Procédure devant la Cour :
Par une requête, enregistrée le 28 décembre 2017, la SAS TOLUNA, représentée par Me Krief, avocat, demande à la Cour :
1°) d'annuler ce jugement ;
2°) de prononcer la restitution de la part de crédit d'impôt recherche dont le remboursement lui a été refusé au titre de l'année 2010 à hauteur de 93 354 euros et au titre de l'année 2011 à hauteur de 50 039 euros ;
3°) de mettre à la charge de l'État la somme de 6 000 euros au titre de l'article L. 761-1 du code de justice administrative.
Elle soutient que :
- au titre de l'année 2010, les dépenses relatives aux travaux " fonctionnalité tests produits " et " estimation de durée " du projet Unified Panel System (UPS) et celles relatives aux travaux " ciblage et faisabilité " du projet QuickSurveys, qui relevaient de l'axe de recherche " algorithmes propres au secteur des études de marché en ligne ", ont nécessité d'importants efforts pour lever des verrous technologiques et apporter des améliorations substantielles et innovantes aux produits existants ;
- au titre de ce même exercice, les dépenses relatives aux travaux " scalabilité " du projet Automate Surveys et Panel Portal (ASPP) et " mode dégradé et recovery " du projet UPS, qui relevaient de l'axe de recherche " performance et scalabilité " étaient nécessairement, du fait de leur objet, éligibles au crédit d'impôt recherche dans la mesure où ces différents travaux permettent à un dispositif informatique de s'adapter au rythme de la demande et remplissent l'exigence de " nouveauté ".

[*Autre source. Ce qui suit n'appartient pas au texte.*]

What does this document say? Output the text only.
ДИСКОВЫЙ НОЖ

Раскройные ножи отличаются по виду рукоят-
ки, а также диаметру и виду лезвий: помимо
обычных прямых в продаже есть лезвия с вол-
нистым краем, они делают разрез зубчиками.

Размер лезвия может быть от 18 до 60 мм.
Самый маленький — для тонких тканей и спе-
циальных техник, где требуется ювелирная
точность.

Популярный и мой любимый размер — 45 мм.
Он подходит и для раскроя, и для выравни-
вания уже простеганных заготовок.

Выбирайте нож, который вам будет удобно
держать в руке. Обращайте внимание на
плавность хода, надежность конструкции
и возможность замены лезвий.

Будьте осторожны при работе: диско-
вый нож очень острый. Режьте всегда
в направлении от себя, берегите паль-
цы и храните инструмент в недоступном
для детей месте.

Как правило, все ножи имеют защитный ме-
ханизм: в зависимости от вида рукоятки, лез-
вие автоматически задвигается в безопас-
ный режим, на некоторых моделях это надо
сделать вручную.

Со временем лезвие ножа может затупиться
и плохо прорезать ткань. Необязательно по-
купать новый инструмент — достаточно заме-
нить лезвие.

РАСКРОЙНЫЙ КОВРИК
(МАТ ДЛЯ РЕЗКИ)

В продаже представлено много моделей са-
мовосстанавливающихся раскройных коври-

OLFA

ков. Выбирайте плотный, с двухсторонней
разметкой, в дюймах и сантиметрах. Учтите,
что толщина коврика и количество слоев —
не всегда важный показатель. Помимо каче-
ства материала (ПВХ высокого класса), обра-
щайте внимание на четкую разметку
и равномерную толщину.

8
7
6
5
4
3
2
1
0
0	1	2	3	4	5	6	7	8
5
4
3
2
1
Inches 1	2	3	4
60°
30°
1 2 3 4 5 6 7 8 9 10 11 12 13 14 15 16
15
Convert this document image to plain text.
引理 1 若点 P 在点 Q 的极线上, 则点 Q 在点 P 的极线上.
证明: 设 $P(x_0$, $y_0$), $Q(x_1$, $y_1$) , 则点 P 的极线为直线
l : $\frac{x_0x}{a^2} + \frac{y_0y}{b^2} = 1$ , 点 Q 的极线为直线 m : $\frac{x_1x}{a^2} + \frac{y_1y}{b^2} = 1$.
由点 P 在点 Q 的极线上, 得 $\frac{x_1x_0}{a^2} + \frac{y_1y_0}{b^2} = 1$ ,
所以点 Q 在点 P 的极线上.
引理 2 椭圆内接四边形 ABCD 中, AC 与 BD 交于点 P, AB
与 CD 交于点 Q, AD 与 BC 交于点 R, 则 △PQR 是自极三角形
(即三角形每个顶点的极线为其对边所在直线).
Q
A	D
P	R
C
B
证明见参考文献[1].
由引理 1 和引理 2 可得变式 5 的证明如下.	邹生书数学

- au titre de l'année 2011, les dépenses relatives aux travaux " ciblage et faisabilité " du projet QuickSurveys et aux travaux " statistiques et pondération " du projet Toluna Analytics, qui relevaient de l'axe de recherche " algorithmes " étaient éligibles au CIR, pour les raisons exposées précédemment : à l'image de l'ensemble des autres dépenses entrant dans cet axe de recherche, ces travaux ont nécessité un effort considérable afin d'apporter des améliorations substantielles et innovantes aux produits existants et, à ce titre, relèvent du développement expérimental ; ces travaux ont, en outre, permis de lever un important verrou technologique.
- au titre de ce même exercice, les dépenses relatives aux travaux " scalabilité " du projet ASPP, qui relevaient de l'axe de recherche " scalabilité " étaient nécessairement éligibles au CIR.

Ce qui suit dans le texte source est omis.